Too bad I didn't see this thread earlier... I love networking!
here are my opinions on the project, sorry if I repeat anything:
That layout is exactly what I helped install at a local coffee shop for their free customer internet access. (minus a couple switches in certain places.) It's been up for a year, still working, so you should be fine. I think the kind of jacks you push the cable down into are less permanent though. Pulling on the cable from the reverse side would yank the wire out.
Get a Linksys router! Or maybe a Netgear. I got a router that wasn't Linksys (it was SOHOWare) and it gave me ENDLESS grief! I'm talking stuff like responding to WAN side dhcp requests, and attempting to broadcast packets on the WAN side using ip address 0.0.0.0. My net admin a few years back had to come to my room and unplug the thing while I was gone, because it was kicking other people in my building off their connections. There are also Linksys routers you can buy, where you can plug your printer into the router, and all computers on the network can print to it without any one computer having to be on all the time.

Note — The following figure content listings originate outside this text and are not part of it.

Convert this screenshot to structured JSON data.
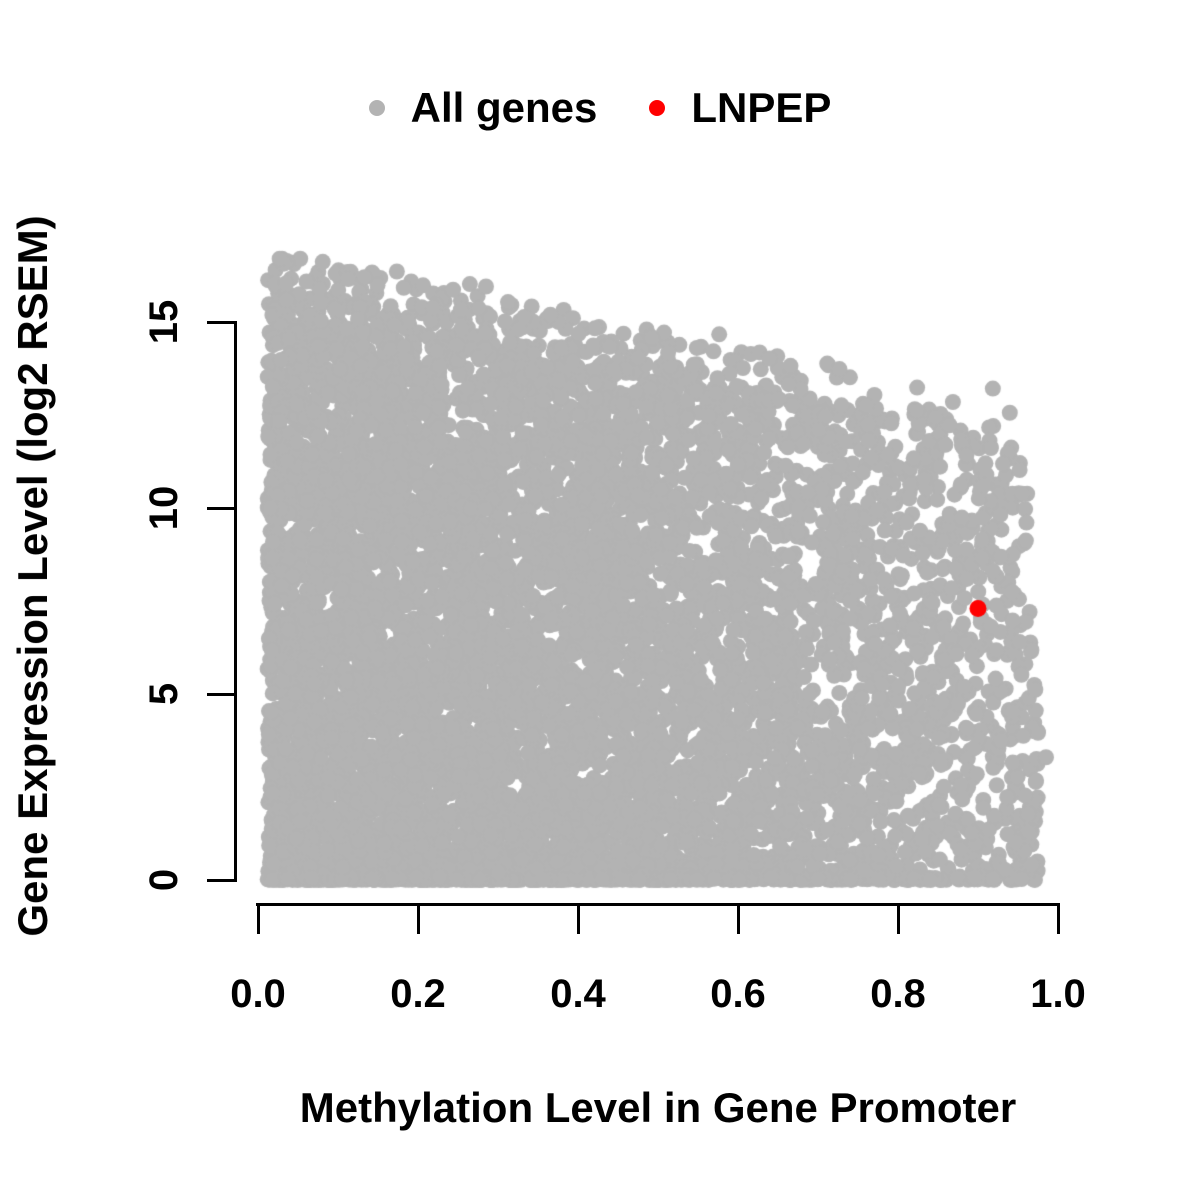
{
  "chart_data": {
    "type": "scatter",
    "title": "",
    "xlabel": "Methylation Level in Gene Promoter",
    "ylabel": "Gene Expression Level (log2 RSEM)",
    "xlim": [
      0,
      1
    ],
    "ylim": [
      0,
      16.8
    ],
    "grid": false,
    "xticks": [
      "0.0",
      "0.2",
      "0.4",
      "0.6",
      "0.8",
      "1.0"
    ],
    "xtick_values": [
      0,
      0.2,
      0.4,
      0.6,
      0.8,
      1.0
    ],
    "yticks": [
      "0",
      "5",
      "10",
      "15"
    ],
    "ytick_values": [
      0,
      5,
      10,
      15
    ],
    "legend": {
      "position": "top-center",
      "items": [
        {
          "label": "All genes",
          "color": "#b3b3b3"
        },
        {
          "label": "LNPEP",
          "color": "#ff0000"
        }
      ]
    },
    "series": [
      {
        "name": "All genes",
        "kind": "dense-cloud",
        "color": "#b3b3b3",
        "marker_radius_px": 8,
        "generator": {
          "seed": 7,
          "n": 8200,
          "x_min": 0.012,
          "x_max": 0.976,
          "x_density_slope": 0.82,
          "envelope_intercept": 15.8,
          "envelope_slope": -4.2,
          "envelope_noise": 0.25,
          "right_taper_start": 0.955,
          "y_exponent": 1.12,
          "zero_band_fraction": 0.07,
          "zero_band_max": 0.12,
          "outlier_fraction": 0.025,
          "outlier_extra_max": 1.3,
          "y_max": 16.7
        },
        "extra_points": [
          [
            0.985,
            3.3
          ]
        ]
      },
      {
        "name": "LNPEP",
        "kind": "points",
        "color": "#ff0000",
        "marker_radius_px": 8.5,
        "points": [
          [
            0.9,
            7.3
          ]
        ]
      }
    ],
    "axis_color": "#000000"
  }
}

There are ethernet jacks that don't require punchdown tools. All you do is strip the wires in the cat5, curl them under phillips screw heads, and tighten them down. There are also jacks that are completely enclosed in a plastic box, and that plastic box just sticks to a wall using double-stick tape. (you could use those pull-remove 3M foam tapes too.) but it wouldn't look as professional as a wall jack.
I recommend using a higher grade than cat5. Get cat5e, or cat6, if you can. I frequently see them for the same price as cat5, and while cat5 will get a connection just fine over long cable lengths, I think you'll get less packet loss with cat5e and cat6, and you'll be able to plug a gigabit ethernet card in later without upgrades. (that would mean being able to do things like virus scan a computer across the network, watch a DVD that has been stored on another comp's hard drive, or put your noisy drives in a different room so your main computer stays quieter.)
I've seen jacks that came with insulated enclosures and jacks that didn't. You do need something to protect the contacts in the jack from whatever falls down between your walls, but I think most of the wall-mount ethernet jacks fit into the same kind of metal enclosure as light switches and electrical outlets. You might use a caulk or putty filler of some kind around the holes, because the one jack in the coffee shop that was in one of those metal enclosures stopped working after a few months. I suspect something fell down and shorted a contact and did something to the router's port it was plugged into, because that jack wouldn't work on that port after that - only other ports. A hub worked on the weird port though, and that's still running.
The plastic brackets you need for cable mounting are called "cable staples" at Lowe's. It's a little finishing nail with a plastic U attached to it. If you have any cable running on the outside of the walls, you can also get a cable conduit you can run the cable through and stick to the wall, and paint to match colors.